Companies like Medtronic rely on early-morning, next-day delivery of pacemakers for patients in extremis and scheduled for implantation surgery. Similarly, Zimmer relies on the same for your knee replacement. You just can’t be late when a surgeon is in an operating room ready to cut a patient. Companies like ADP send you paycheck. Some people live paycheck to paycheck, and some unions stop working until the workers get paid. Theatrical firms send movies to be released in theatres, and a delay can cost a theatre thousand in lost sales.
I think you get my point.
There is a profound difference in what Amazon is transporting today and what Fedex and UPS transport, day in and day out. My daughter buys a months’ worth of toilet paper from Amazon and if it takes a day or five days, it’s not the end of the world. If I am on an operating table awaiting insertion of my pacemaker, I don’t what the manufacturer selecting Amazon for the transportation. I’m ok with paying a little more, even if the surgeon is a Prime member.
I am a big fan of Amazon. I love what it has accomplished.

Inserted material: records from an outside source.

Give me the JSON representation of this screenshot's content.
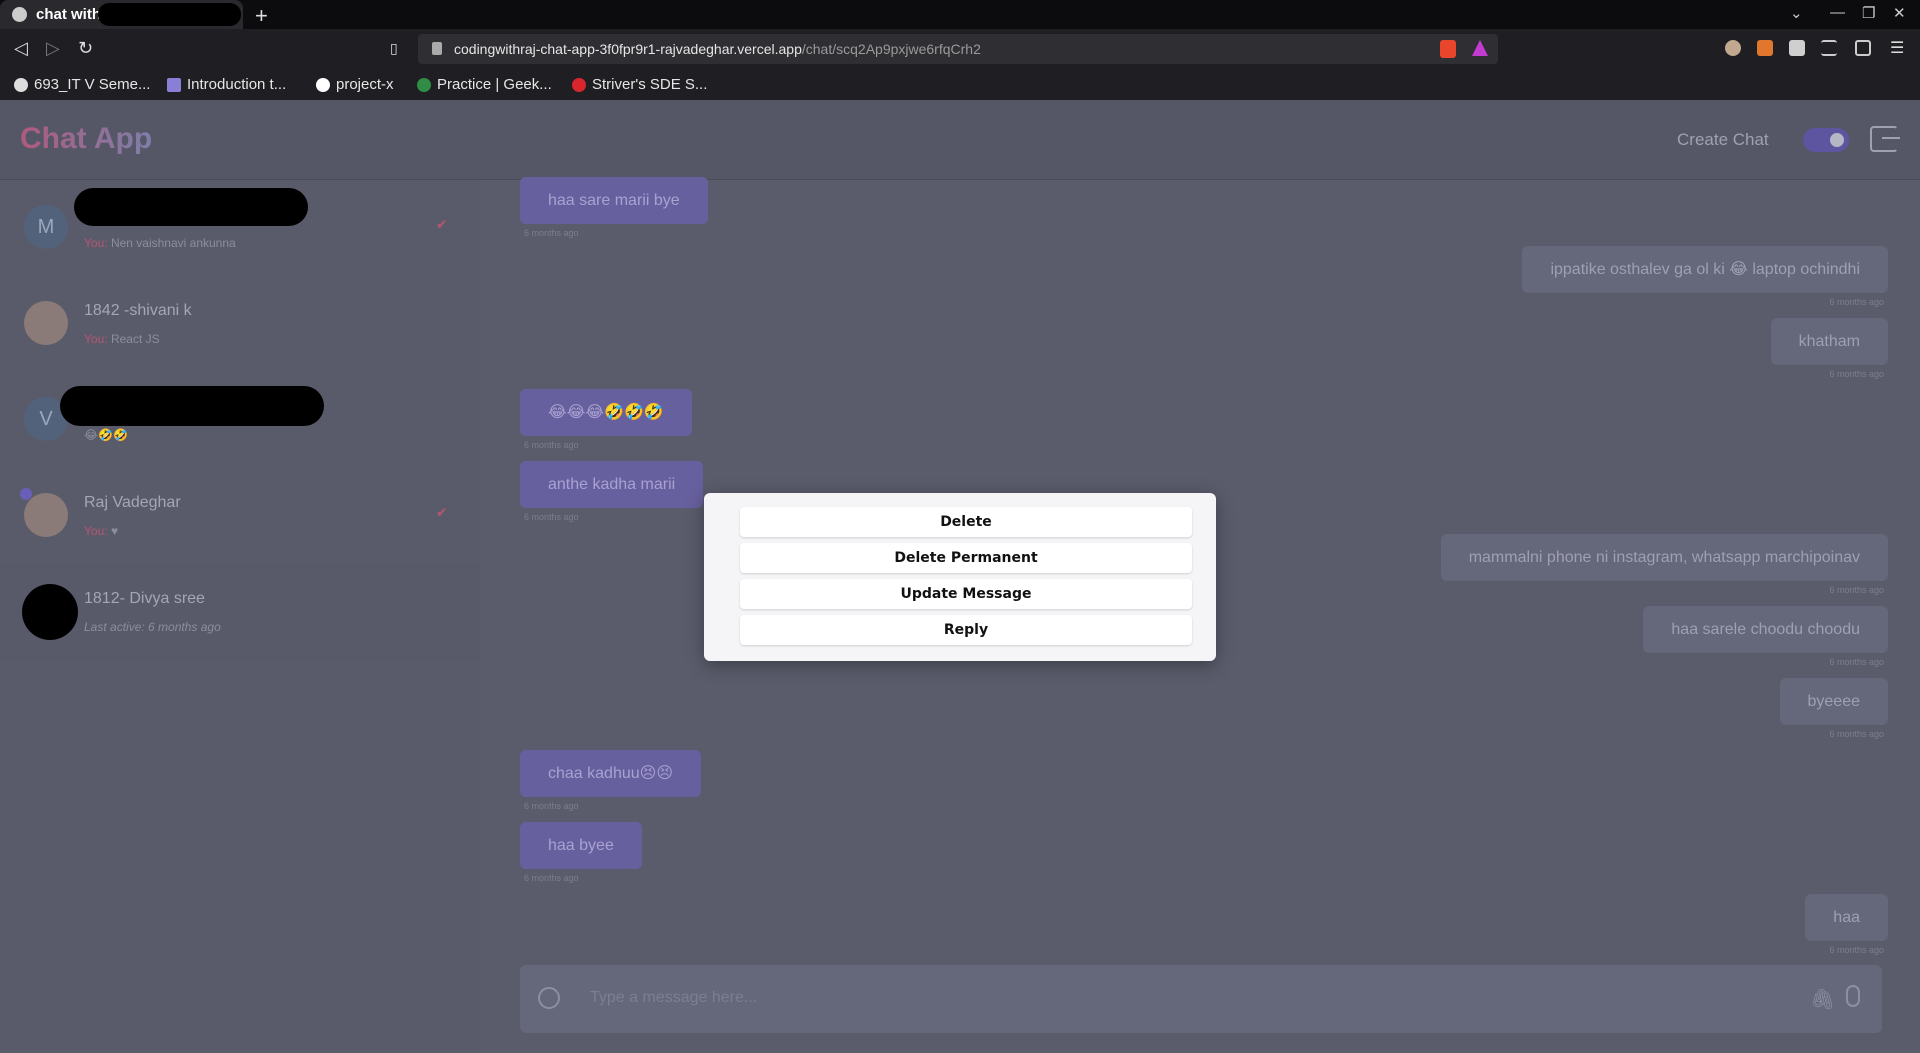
{
  "browser": {
    "tab_title": "chat with",
    "url_host": "codingwithraj-chat-app-3f0fpr9r1-rajvadeghar.vercel.app",
    "url_path": "/chat/scq2Ap9pxjwe6rfqCrh2",
    "bookmarks": [
      {
        "label": "693_IT V Seme...",
        "icon": "globe-icon",
        "color": "#dddddd"
      },
      {
        "label": "Introduction t...",
        "icon": "ethereum-icon",
        "color": "#8a7fd6"
      },
      {
        "label": "project-x",
        "icon": "github-icon",
        "color": "#ffffff"
      },
      {
        "label": "Practice | Geek...",
        "icon": "geeksforgeeks-icon",
        "color": "#2f8d46"
      },
      {
        "label": "Striver's SDE S...",
        "icon": "tuf-icon",
        "color": "#d8262c"
      }
    ]
  },
  "header": {
    "logo": "Chat App",
    "create_chat": "Create Chat"
  },
  "sidebar": {
    "contacts": [
      {
        "name": "",
        "avatar": "M",
        "you": "You:",
        "message": "Nen vaishnavi ankunna",
        "read_tick": true
      },
      {
        "name": "1842 -shivani k",
        "avatar": "",
        "you": "You:",
        "message": "React JS",
        "read_tick": false
      },
      {
        "name": "",
        "avatar": "V",
        "you": "",
        "message": "😂🤣🤣",
        "read_tick": false
      },
      {
        "name": "Raj Vadeghar",
        "avatar": "",
        "you": "You:",
        "message": "♥",
        "read_tick": true
      },
      {
        "name": "1812- Divya sree",
        "avatar": "",
        "you": "",
        "message": "Last active: 6 months ago",
        "read_tick": false
      }
    ]
  },
  "messages": [
    {
      "text": "haa sare marii bye",
      "dir": "in",
      "time": "6 months ago"
    },
    {
      "text": "ippatike osthalev ga ol ki 😂 laptop ochindhi",
      "dir": "out",
      "time": "6 months ago"
    },
    {
      "text": "khatham",
      "dir": "out",
      "time": "6 months ago"
    },
    {
      "text": "😂😂😂🤣🤣🤣",
      "dir": "in",
      "time": "6 months ago"
    },
    {
      "text": "anthe kadha marii",
      "dir": "in",
      "time": "6 months ago"
    },
    {
      "text": "mammalni phone ni instagram, whatsapp marchipoinav",
      "dir": "out",
      "time": "6 months ago"
    },
    {
      "text": "haa sarele choodu choodu",
      "dir": "out",
      "time": "6 months ago"
    },
    {
      "text": "byeeee",
      "dir": "out",
      "time": "6 months ago"
    },
    {
      "text": "chaa kadhuu😣😣",
      "dir": "in",
      "time": "6 months ago"
    },
    {
      "text": "haa byee",
      "dir": "in",
      "time": "6 months ago"
    },
    {
      "text": "haa",
      "dir": "out",
      "time": "6 months ago"
    }
  ],
  "composer": {
    "placeholder": "Type a message here..."
  },
  "context_menu": {
    "options": [
      "Delete",
      "Delete Permanent",
      "Update Message",
      "Reply"
    ]
  },
  "colors": {
    "accent": "#6a5fb8",
    "you_label": "#b3566f"
  }
}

I want it to continue to grow. Its success story is the epitome of American free enterprise and ingenuity. I want them to be successful and profitable. But I think the same of both UPS and FedEx. There is room for all to prosper. I firmly believe that as Amazon grows, there will be even more business in it for UPS. (Amazon uses a lot of UPS; FedEx used to have a lot more, but Fedex took a hit when Amazon decided to do its own USPS drops).
At the end of the day, if you compare the UPS and FedEx balance sheet details and statistical details vs. what Amazon is building and buying, it is presently two different worlds. Granted, Amazon has demonstrated that if it wants to be in a particular field, it can muscle its way in, but I think it is a long way from threatening the livelihood of employees at FedEx and UPS.
Methinks the people that shorted the stocks of the Big Two may perhaps have overreacted. Of course, this is just one man’s opinion. I could be wrong, and only time will tell.